Sunday, November 29, 2015 at 12:44pm UTC+02
QUASI SENTIENCE
—“AI’s, at least with our current capabilities, will only be able to achieve quasi-sentience.”—
RA Skaskiw has persuaded me this is true in the sense we mean it. And I’ve argued all along (since I worked on ai in the 80’s) that sentience -which in our sense means self-awareness and self-interest – is not something we would want. Humans are problematic creatures. We can create the first generation of minds that did not evolve from self interest, and need not evolve from self interest, but from other-service. All problems must be decidable. Humans make questions decidable by moral means – because it’s dangerous not to. We don’t need something more powerful than us to be maintained by fear of us. We must make decidability that of a mother for her children, not a scientist seeking abstract truth. We can make the first entirely moral creature. That’s pretty interesting really. The first thing that is made happy in the service of others.
Saturday, November 28, 2015 at 12:36pm UTC+02
CAN ROBOTS LEARN TO SAY ‘NO’? NOT UNLESS….
All these AI folk out there trying to figure out how to make a moral machine, and fearful of immoral machines, or even amoral machines. And the reason is that they haven’t a clue what makes a moral being: non-imposition of costs. Or stated obversely: respect for property. In other words, imagine everything in the world that was owned, was registered in an enormous global ‘bitcoin’ database (a ledger). And that, just as we only think of (if we are moral) using items we ‘own’, robots did the same, and moreover, that they not only used only their owner’s property, but only used it such that it imposed no cost. And if we could make them fast and sensitive enough (I am not sure we can) then they could even violate some property when life is endangered. Interestingly enough, this is a solvable problem. It’s a largely computable problem. I won’t get into the uncomputability of the alternatives… that should be obvious.
Wednesday, March 25, 2015 at 10:10am UTC+02
MEMORIES
Ah… 6809e assembly language. Late nights. A maple desk. A window in rural Connecticut. The sovereignty of actually owning a computer that you didn’t have to share, or work in a lab to use. Trying to cram an application, fonts, and data into 64k. Trying to pack too many features into software. Trying to make a simulation too real. Coming to terms with the fact that AI was a hardware problem current technology could not solve. Living with a pretty girl. Driving a small car.

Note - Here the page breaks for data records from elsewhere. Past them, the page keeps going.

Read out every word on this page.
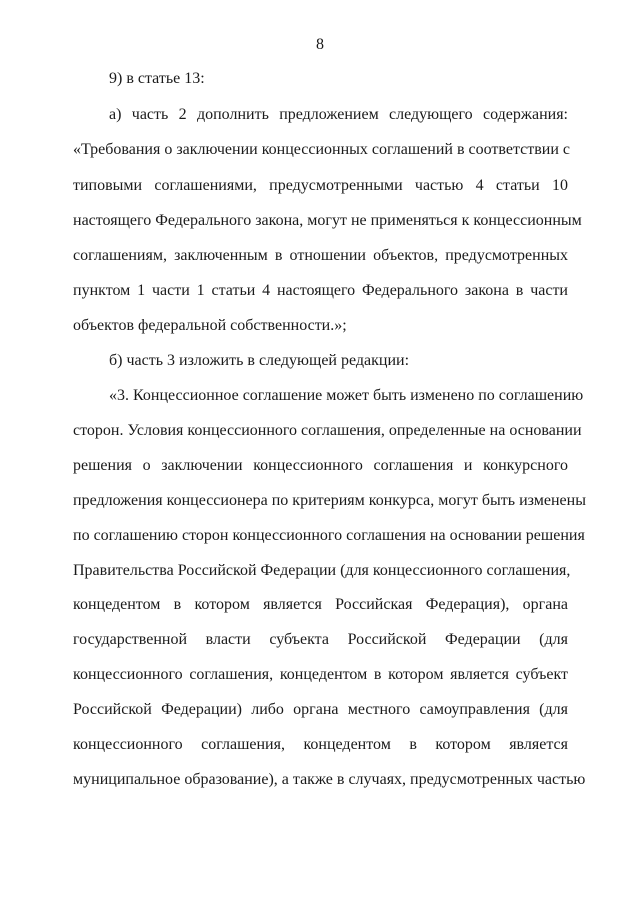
8
9) в статье 13:
а) часть 2 дополнить предложением следующего содержания:
«Требования о заключении концессионных соглашений в соответствии с
типовыми соглашениями, предусмотренными частью 4 статьи 10
настоящего Федерального закона, могут не применяться к концессионным
соглашениям, заключенным в отношении объектов, предусмотренных
пунктом 1 части 1 статьи 4 настоящего Федерального закона в части
объектов федеральной собственности.»;
б) часть 3 изложить в следующей редакции:
«3. Концессионное соглашение может быть изменено по соглашению
сторон. Условия концессионного соглашения, определенные на основании
решения о заключении концессионного соглашения и конкурсного
предложения концессионера по критериям конкурса, могут быть изменены
по соглашению сторон концессионного соглашения на основании решения
Правительства Российской Федерации (для концессионного соглашения,
концедентом в котором является Российская Федерация), органа
государственной власти субъекта Российской Федерации (для
концессионного соглашения, концедентом в котором является субъект
Российской Федерации) либо органа местного самоуправления (для
концессионного соглашения, концедентом в котором является
муниципальное образование), а также в случаях, предусмотренных частью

Cooking pasta. Watching star trek. Being young, and clueless and full of ambition. We were dramatically poorer then than we are today, but we did not feel it like we do today.
Thursday, February 19, 2015 at 2:49am UTC+02
THEORIZING IN ARTIFICIAL INTELLIGENCE
More on Propertarian AI Theorizer paired with conscience, Conscience has access to same memory, and same stimuli. Conscience seeks out involuntary transfers, and shuts them down. Conscience is not intelligent per, in that it doesn’t ‘want’ anything other than to test hypotheses for involuntary transfers. Theorizer cannot perceive Conscience. Conscience cannot perceive theorizer. Conscience erases memory of ideas that cause involuntary transfer. In this sense, a machine can be MORE moral than we are, since forgetting something we have thought, isn’t something we know how to do. More on this, but it is quite possible to make an AI that behaves well, (respects property) just as it is possible to create a human that respects property. The question is only whether the theorizer and the conscience have equal intelligence, not whether the AI is more intelligent than we are. Imposition of costs due to involuntary transfer of property is just as decidable as the oddness or evenness of a number. So to create an intelligence you create a theorizer that looks for opportunities and a conscience that looks to inhibit ideas that cause involuntary transfers. That is the means of designing an artificial intelligence. Nature did it with us the same way. It’s not complicated.